Lawyers for the plaintiffs and for Verizon Wireless either had no comment or were not immediately available for comment.
Many consumer contracts require that disputes be arbitrated individually. Consumer advocates say this can unreasonably favor companies by making it prohibitively costly to arbitrate, especially small claims.
In the Verizon Wireless case, plaintiffs Keith Litman and Robert Wachtel sought to sue on behalf of a class over the imposition of administrative charges on cellphone contracts.
They said a contractual clause mandating individual arbitration of such low value claims was unconscionable under New Jersey law, and void under a 2006 New Jersey Supreme Court ruling. The Third Circuit includes that state.
U.S. District Judge Freda Wolfson in Trenton rejected the claim in 2008. She said the Federal Arbitration Act preempted the 2006 ruling and establishes a strong federal policy favoring arbitration absent fraud or misrepresentation.

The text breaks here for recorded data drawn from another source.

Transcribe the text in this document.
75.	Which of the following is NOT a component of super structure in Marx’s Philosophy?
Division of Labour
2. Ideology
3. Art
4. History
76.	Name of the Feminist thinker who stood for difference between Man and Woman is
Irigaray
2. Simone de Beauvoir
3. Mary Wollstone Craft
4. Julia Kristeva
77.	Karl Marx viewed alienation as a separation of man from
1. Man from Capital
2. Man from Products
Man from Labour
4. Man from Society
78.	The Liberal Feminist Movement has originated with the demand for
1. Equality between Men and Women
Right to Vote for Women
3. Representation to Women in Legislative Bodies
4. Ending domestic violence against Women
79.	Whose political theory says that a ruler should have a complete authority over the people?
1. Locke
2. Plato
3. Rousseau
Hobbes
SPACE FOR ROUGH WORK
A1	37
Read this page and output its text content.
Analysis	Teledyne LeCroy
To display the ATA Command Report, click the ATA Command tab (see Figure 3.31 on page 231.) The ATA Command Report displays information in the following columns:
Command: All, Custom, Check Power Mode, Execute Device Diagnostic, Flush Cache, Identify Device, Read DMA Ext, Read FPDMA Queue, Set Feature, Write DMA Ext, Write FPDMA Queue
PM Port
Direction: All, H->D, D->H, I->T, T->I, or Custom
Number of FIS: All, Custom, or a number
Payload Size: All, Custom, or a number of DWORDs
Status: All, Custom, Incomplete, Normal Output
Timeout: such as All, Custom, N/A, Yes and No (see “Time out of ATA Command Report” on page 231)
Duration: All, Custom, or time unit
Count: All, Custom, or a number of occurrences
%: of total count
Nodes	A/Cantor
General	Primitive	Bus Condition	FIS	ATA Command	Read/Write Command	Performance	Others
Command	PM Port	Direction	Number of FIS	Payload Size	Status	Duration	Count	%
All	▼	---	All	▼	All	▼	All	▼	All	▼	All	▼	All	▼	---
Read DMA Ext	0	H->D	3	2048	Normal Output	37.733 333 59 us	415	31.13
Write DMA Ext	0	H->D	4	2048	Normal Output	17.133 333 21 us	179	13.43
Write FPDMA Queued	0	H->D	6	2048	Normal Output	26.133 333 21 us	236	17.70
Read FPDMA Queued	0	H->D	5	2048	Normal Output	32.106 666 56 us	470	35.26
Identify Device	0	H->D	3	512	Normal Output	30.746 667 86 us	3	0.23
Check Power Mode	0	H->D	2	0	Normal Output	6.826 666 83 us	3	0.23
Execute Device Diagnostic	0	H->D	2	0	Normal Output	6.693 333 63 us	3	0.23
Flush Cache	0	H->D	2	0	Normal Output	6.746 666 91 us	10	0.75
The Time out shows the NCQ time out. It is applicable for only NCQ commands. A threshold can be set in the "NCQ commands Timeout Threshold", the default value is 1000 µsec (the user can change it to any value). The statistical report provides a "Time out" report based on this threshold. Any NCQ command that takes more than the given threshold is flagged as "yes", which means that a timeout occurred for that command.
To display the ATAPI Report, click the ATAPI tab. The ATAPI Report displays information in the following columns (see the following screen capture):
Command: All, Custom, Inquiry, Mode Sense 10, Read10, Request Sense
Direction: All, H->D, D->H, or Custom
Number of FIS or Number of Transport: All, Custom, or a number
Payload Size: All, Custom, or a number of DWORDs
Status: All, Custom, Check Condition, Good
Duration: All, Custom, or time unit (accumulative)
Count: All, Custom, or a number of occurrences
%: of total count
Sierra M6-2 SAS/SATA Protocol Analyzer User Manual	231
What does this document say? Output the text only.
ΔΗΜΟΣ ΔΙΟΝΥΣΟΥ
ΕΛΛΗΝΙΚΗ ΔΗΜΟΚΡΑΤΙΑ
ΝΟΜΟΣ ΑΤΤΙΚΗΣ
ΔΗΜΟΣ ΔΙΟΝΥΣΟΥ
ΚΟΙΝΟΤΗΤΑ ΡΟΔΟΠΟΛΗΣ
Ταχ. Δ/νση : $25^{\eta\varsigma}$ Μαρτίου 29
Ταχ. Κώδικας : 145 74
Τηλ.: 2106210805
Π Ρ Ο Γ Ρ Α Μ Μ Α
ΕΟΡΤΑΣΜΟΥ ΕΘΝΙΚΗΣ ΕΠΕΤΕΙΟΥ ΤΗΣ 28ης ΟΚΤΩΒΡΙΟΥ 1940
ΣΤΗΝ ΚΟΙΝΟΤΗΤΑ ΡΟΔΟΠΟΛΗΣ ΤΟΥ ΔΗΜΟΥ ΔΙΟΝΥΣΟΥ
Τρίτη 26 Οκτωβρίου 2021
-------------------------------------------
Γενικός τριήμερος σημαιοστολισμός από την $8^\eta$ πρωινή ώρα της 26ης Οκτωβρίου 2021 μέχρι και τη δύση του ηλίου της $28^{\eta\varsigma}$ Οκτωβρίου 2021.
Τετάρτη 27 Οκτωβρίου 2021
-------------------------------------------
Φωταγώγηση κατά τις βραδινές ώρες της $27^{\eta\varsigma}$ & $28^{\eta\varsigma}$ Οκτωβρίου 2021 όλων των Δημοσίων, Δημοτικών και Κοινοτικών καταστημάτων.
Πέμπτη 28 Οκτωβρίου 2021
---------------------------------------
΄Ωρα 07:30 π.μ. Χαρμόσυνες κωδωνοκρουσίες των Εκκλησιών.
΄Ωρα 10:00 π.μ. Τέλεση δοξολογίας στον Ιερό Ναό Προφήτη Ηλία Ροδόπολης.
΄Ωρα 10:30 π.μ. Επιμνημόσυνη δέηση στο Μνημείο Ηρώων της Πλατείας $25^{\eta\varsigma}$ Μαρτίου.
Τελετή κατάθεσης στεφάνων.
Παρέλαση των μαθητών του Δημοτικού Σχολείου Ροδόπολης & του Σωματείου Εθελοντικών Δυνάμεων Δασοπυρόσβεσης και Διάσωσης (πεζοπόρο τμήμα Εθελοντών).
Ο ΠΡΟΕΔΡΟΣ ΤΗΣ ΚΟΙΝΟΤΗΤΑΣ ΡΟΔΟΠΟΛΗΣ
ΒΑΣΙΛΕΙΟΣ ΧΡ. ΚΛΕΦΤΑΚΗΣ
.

The Third Circuit, however, concluded that the New Jersey ruling did not conflict with the federal act because it reflected no hostility toward arbitration clauses.
Writing for the court, Judge Kent Jordan also distinguished a 2007 Third Circuit ruling on which Wolfson relied, saying its application of the federal act to Pennsylvania law appears to be dicta, or not essential, and thus not binding.
The Third Circuit sent the Verizon Wireless case back to the district court for further proceedings.
The case is Litman et al v. Cellco Partnership d/b/a Verizon Wireless, U.S. Third Circuit Court of Appeals, No. 08-4103.